La soddisfazione della Sindaca Carletti

“Si tratta di un passo avanti formale ma sostanziale. Il rinnovo dell’accordo di valorizzazione conferma la solidità del percorso di sviluppo intrapreso, destinato a cambiare il futuro di San Casciano dei Bagni. Rivolgo un sincero ringraziamento al Ministro Alessandro Giuli per la costante attenzione che testimonia la piena sinergia tra i nostri livelli istituzionali. Un sentito ringraziamento al Presidente della Regione Toscana, Eugenio Giani, e al Magnifico Rettore dell’Università per Stranieri di Siena, Tomaso Montanari, per l’impegno e il supporto.

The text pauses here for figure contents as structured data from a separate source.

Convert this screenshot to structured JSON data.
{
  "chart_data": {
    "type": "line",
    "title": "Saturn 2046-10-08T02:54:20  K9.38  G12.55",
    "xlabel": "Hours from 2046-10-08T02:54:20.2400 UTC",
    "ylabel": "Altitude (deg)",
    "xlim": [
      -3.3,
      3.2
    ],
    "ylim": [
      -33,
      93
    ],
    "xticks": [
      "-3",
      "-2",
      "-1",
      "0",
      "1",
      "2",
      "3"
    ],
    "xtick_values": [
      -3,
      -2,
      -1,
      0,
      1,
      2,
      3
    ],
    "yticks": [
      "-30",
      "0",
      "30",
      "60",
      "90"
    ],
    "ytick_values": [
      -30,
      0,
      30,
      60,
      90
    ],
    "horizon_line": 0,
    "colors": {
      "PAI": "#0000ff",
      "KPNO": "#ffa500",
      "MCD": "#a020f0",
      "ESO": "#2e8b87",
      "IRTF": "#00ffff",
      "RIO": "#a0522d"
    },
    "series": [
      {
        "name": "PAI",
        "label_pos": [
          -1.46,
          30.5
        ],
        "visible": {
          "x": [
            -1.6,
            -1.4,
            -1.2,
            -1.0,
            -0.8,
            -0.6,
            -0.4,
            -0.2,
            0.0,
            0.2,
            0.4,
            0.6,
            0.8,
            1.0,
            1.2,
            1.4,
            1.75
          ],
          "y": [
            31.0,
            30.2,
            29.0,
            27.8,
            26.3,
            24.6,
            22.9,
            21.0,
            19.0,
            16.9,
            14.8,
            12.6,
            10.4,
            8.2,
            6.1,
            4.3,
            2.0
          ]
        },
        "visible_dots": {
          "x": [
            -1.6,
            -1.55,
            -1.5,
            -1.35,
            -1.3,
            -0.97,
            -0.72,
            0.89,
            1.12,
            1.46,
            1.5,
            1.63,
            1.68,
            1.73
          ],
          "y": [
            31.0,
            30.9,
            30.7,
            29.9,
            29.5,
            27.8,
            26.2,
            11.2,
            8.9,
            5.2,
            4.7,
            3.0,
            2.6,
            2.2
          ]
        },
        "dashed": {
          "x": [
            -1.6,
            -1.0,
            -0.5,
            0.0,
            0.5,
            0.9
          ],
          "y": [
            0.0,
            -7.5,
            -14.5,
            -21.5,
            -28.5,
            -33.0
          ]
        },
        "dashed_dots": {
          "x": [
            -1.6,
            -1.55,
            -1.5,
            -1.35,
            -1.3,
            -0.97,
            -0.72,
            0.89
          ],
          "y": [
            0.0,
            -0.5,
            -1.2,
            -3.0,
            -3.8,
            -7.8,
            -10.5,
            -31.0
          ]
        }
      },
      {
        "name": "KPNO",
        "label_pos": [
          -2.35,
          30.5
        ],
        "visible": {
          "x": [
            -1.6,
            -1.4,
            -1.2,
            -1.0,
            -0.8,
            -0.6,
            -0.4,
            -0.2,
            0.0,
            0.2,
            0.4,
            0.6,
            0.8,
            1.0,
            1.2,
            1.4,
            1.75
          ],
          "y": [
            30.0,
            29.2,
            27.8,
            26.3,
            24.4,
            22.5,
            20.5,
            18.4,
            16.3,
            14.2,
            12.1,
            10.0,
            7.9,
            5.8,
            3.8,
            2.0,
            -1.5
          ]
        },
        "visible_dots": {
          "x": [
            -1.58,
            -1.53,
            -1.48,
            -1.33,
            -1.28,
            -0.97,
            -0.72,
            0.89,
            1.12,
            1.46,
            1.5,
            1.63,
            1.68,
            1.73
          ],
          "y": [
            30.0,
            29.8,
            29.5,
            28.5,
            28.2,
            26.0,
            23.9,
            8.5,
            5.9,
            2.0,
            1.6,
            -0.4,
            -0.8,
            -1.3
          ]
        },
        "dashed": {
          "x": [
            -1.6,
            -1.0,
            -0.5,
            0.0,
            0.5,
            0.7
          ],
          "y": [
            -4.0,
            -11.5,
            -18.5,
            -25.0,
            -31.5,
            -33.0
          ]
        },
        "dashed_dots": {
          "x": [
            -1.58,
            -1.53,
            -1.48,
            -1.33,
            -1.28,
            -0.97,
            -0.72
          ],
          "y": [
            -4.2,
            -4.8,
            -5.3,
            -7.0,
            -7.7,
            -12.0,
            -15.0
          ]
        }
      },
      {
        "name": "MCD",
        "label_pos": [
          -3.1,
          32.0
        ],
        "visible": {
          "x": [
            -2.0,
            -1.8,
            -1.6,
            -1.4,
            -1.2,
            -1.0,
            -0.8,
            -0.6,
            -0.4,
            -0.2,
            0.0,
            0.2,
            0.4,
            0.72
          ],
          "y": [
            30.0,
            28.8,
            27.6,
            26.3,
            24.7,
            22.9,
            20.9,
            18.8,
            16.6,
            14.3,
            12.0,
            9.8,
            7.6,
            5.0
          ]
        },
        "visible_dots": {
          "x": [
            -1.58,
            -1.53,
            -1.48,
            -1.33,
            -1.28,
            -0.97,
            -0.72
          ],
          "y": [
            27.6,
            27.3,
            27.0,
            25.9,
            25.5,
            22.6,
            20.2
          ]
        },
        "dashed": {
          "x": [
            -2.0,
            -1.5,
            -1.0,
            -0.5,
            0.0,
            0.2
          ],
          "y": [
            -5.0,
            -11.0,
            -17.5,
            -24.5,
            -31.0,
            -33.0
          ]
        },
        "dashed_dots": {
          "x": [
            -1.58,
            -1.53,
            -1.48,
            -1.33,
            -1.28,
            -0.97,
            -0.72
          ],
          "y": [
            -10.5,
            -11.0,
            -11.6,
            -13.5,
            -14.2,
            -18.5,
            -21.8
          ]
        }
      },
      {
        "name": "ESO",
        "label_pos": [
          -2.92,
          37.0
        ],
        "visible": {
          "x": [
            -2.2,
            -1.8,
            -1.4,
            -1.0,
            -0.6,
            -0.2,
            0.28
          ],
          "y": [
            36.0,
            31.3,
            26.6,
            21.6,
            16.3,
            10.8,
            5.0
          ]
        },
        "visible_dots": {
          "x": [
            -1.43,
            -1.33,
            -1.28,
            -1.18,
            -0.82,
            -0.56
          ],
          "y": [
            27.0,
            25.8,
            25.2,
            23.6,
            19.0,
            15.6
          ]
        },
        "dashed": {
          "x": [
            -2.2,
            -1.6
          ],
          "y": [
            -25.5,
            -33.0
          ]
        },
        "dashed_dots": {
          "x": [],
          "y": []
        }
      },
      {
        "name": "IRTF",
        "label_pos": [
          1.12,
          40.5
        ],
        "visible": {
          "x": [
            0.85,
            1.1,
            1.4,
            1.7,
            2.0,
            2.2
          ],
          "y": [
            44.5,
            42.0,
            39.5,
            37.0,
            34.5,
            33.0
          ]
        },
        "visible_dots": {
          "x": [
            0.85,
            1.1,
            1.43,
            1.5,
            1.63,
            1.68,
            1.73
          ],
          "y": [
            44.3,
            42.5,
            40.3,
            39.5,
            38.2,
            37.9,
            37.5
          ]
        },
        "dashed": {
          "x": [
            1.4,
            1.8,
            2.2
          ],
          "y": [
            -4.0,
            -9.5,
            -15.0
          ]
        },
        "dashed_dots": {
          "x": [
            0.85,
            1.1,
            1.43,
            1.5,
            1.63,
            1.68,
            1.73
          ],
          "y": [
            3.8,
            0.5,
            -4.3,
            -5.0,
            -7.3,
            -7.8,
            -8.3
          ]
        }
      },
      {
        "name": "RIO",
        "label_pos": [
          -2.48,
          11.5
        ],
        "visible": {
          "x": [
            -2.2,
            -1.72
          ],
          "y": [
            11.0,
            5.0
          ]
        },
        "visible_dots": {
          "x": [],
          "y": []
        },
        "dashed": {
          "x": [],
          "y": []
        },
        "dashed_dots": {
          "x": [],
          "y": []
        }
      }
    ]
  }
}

Il cronoprogramma delle attività procede speditamente: il prossimo mese di giugno vedrà il ritorno degli studenti e la ripresa delle campagne di scavo, mentre nei prossimi giorni si aprirà il cantiere per la realizzazione dell’hub internazionale. Ho avuto modo poi di visionare il progetto del museo e ci sono i migliori presupposti per dare una collocazione di assoluto prestigio e respiro internazionale a questi straordinari tesori della nostra identità culturale”, ha sottolineato Il Sindaco di San Casciano dei Bagni, Agnese Carletti.

I contenuti dell’intesa

L’intesa definisce una strategia condivisa per il futuro del sito, prevedendo la prosecuzione delle attività di ricerca e scavo, il restauro e la conservazione dei reperti e delle strutture antiche, la realizzazione di un museo dedicato ai materiali provenienti dal santuario e la creazione di un hub internazionale aperto alla collaborazione con università e istituti di ricerca italiani e stranieri. Il coordinamento e lo sviluppo del progetto culturale saranno affidati a una Fondazione di partecipazione, pensata per garantire una gestione integrata e di lungo periodo delle attività di tutela e valorizzazione del complesso archeologico.